1.8.2. Single Particle Impact Electrostatics
A variation from the Faraday cage powder electrostatic measurements are the recent
measurements of charges associated with single particle impacts.165, 166 The studies were able to shed
some light on the charge transfer experienced during particle-wall collisions. Moreover, unlike regular Faraday cage methods, which measure only the net charge of a larger powder sample and
hence may only provide rough charge-to-mass (Q/M) information, the single impact method can measure actual particle charges. However, the single particle method does not lend itself to particles in the single micron-size, and is more relevant to pneumatic conveying systems than to DPIs; as in previous studies the authors neglected to consider the contact charging process within the formulation which is a likely contribution to the aerosol charging in DPI.
1.8.3. Electrical Single Particle Aerodynamic Relaxation Time (E-SPART)
E-SPART measurements are also based on single particle measurements, but go further than the
single particle impact device. As in previous electrical mobility measurements,167 charge is measured
indirectly by particle behavior within an electric field. The E-SPART Analyzer has been around since at least the 1980s and has been applied to the characterization of many electrostatic particulate
systems, e.g. printer toner particles.168, 169 The principles of operation are discussed elsewhere.170
Briefly, the E-SPART samples aerosols at low flow rates (1L/min) and detects particles by laser Doppler velocimetry.

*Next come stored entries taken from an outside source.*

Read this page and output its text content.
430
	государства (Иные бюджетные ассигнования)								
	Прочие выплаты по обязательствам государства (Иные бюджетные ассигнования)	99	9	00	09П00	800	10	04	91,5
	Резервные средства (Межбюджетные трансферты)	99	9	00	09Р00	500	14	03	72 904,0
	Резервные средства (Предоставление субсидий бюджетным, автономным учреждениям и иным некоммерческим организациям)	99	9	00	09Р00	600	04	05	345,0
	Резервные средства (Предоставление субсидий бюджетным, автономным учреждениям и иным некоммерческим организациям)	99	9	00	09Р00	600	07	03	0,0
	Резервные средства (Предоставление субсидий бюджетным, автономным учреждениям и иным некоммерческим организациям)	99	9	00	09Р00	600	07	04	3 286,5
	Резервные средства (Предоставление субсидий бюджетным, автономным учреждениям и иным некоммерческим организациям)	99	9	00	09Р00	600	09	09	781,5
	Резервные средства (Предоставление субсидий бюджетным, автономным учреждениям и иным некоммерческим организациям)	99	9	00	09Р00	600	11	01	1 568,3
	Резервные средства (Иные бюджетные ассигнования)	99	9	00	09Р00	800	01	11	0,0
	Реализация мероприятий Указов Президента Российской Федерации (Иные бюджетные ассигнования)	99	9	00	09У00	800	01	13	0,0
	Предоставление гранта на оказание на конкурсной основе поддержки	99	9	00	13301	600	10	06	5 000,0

An oscillating electric field within the device causes particles to oscillate and the particles' response to these oscillations supplies information on the particles' count mean
aerodynamic diameter, and charge-to-mass ratio. Saini et al.171 recently used the E-SPART to study
MDI and DPI particle electrostatics. Inhalers were actuated into a collection chamber from which the E-SPART sampled particles over the course of several minutes. While the paper neglects to consider carefully the pharmaceutical implications of the experiments (e.g. it is unclear from the paper which drugs and inhalers were tested) the study showed differentiated and bipolar particle charging, and suggested charging was the result of inhaler and formulation.
1.8.4. Electrical Low Pressure Impaction
The ELPI, described briefly earlier and subject to more in-depth discussion in Chapter 4, is a cascade impactor in which charge depositions on the individual, electrically insulated stages can be measured. The ELPI can classify particle size fractions and measure the charge on each impactor
stage. Unlike the E-SPART it cannot obtain charges for individual particles but rather average charges for mass deposited on a given impactor collection plate. Using the ELPI, tribocharging within
the formulation was implicated as the likely cause of the drug particle charge.172 The studies also
clearly showed for the first time that DPI charging of drug was subject to strong formulation and
device effects.172 Furthermore, since impactor stages are electrically isolated, size specificity of
charging could be evaluated. However, the studies left a lot of questions unanswered, which is why a more thorough investigation is in order.
The studies herein rely heavily on the ELPI. They constitute a more comprehensive investigation of the DPI electrostatic phenomenon, with more variables, a more in-depth look at the accurate determination of magnitude and polarity of charge on particles in the respirable size range over time. Using complementary techniques the physicochemical origins of contact charging are probed.